Excelente fue la idea de convocar esta semana un Primer Seminario sobre Cultura y Economía. Demasiadas veces los dos ámbitos parecen ser irreconciliables. Pero se necesitan. Si queremos ser un país desarrollado, nos cabe entender que se da entre la economía y la cultura una potente interacción.
Por dos razones. Primero, porque una sociedad no se puede llamar desarrollada sólo en función de su renta per cápita y de los bienes materiales que consume: el desarrollo está también en la riqueza de la vida interior de sus ciudadanos. Segundo, porque los bienes culturales son un ingrediente cada vez más importante del PIB de un país.
Nos lo decimos todos los días: si en Chile queremos ser un país desarrollado, tenemos que dar un salto hacia la economía del conocimiento. Nos lo decimos todos los días, pero, paradójicamente, nos volvemos cada vez más dependientes de la minería. Pues bien, la economía de la cultura es un fecundo subconjunto de la economía del conocimiento. ¿Qué si no economía del conocimiento es la pujante industria de la música de un país como Gran Bretaña? ¿O el diseño artístico, que le agrega tanto valor a tantos productos, incluso los tecnológicos? Por ejemplo, el valor de un iPad ¿está solo en su tecnología, o está también en su diseño y en la imagen que proyecta? ¿Y qué de los caudalosos museos que tienen las grandes ciudades y que son disfrutados por incontables turistas? Una ciudad otrora aburrida y fea como Bilbao atrae cada año más de un millón de visitantes al País Vasco, por el solo hecho de contar con un Museo Guggenheim. Éste, a su vez, les da acceso a los artistas de la región a una red global que potencia el valor de sus obras.
Un sector cultural de efecto notable en la economía es el del cine. Por eso muchos países crean fuertes incentivos para atraerlo. Como Nueva Zelanda, donde está por filmarse una «precuela» al «Señor de los anillos». Consiste en dos películas. El presupuesto es de 500 millones de dólares. Pero la filmación ocasionará gastos adicionales en el país por mil millones de dólares, además de crear mil empleos. Para ponerla en perspectiva, la inversión es similar a la de una gran obra minera, de esas que se dan en Chile cada tres o cuatro años, con la diferencia de que los proyectos cinematográficos son indefinidamente replicables, y tienen cuantiosas externalidades positivas. Desde ya los imponentes paisajes exhibi- dos en las películas neozelandesas atraen turistas a ese país. Chile tiene los mismos paisajes, pero no los incentivos. En cambio en Colombia, que sí los creó hace tres años, ya se está forjando una potentísima industria del cine. Con coproducciones, ésta podría complementarse con una nuestra, si sólo nos atreviéramos a fomentarla con audacia.

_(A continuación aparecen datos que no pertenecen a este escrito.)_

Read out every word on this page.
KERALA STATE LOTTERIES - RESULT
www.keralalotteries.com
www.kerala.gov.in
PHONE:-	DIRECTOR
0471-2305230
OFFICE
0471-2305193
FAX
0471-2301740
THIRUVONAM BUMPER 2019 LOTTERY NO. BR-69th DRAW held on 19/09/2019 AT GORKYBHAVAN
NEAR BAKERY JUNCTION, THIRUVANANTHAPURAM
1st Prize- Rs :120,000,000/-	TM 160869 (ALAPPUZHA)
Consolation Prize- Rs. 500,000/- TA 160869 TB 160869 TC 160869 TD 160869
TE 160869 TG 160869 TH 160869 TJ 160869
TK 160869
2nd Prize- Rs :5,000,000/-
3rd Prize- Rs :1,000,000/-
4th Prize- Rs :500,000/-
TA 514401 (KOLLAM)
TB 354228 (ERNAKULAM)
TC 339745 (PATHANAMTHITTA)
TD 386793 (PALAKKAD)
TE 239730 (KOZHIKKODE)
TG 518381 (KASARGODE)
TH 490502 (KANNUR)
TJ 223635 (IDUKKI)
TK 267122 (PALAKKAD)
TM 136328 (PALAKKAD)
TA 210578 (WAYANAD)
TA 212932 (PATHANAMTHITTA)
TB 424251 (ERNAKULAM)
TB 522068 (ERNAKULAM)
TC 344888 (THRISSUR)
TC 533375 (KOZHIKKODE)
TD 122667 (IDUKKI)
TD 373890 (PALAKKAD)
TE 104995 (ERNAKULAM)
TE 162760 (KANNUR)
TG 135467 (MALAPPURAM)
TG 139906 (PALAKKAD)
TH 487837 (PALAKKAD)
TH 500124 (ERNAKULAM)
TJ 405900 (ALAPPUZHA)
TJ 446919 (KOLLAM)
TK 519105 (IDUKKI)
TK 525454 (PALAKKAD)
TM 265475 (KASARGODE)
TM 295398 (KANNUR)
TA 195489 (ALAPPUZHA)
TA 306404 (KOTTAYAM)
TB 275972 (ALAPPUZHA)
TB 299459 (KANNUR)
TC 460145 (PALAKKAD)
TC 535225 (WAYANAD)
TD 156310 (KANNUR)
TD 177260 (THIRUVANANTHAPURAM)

El mundo cultural potencia a la economía por otra importante razón. Es creativo, y en sus manifestaciones de vanguardia, practica el mismo cuestionamiento de paradigmas, la misma «destrucción creativa» que se da en la innovación: la que Joseph Schumpeter, con razón, creía esencial para que se asentara en un país un crecimiento económico sostenible.
Si la cultura es importante para la calidad de vida de la gente, y vital como motor del desarrollo, necesitamos en Chile un profundo debate sobre cómo mejor promoverla. Un primer paso, esbozado en los programas de los Talleres Bicentenario, y ojalá no olvidado, sería el de introducir más contenidos humanísticos en el currículum escolar. No sólo para que surjan más creadores. No sólo para que surjan más consumidores de cultura. Sino también para que tengamos mejores ingenieros y mejores emprendedores. Porque la cultura les abre la mente.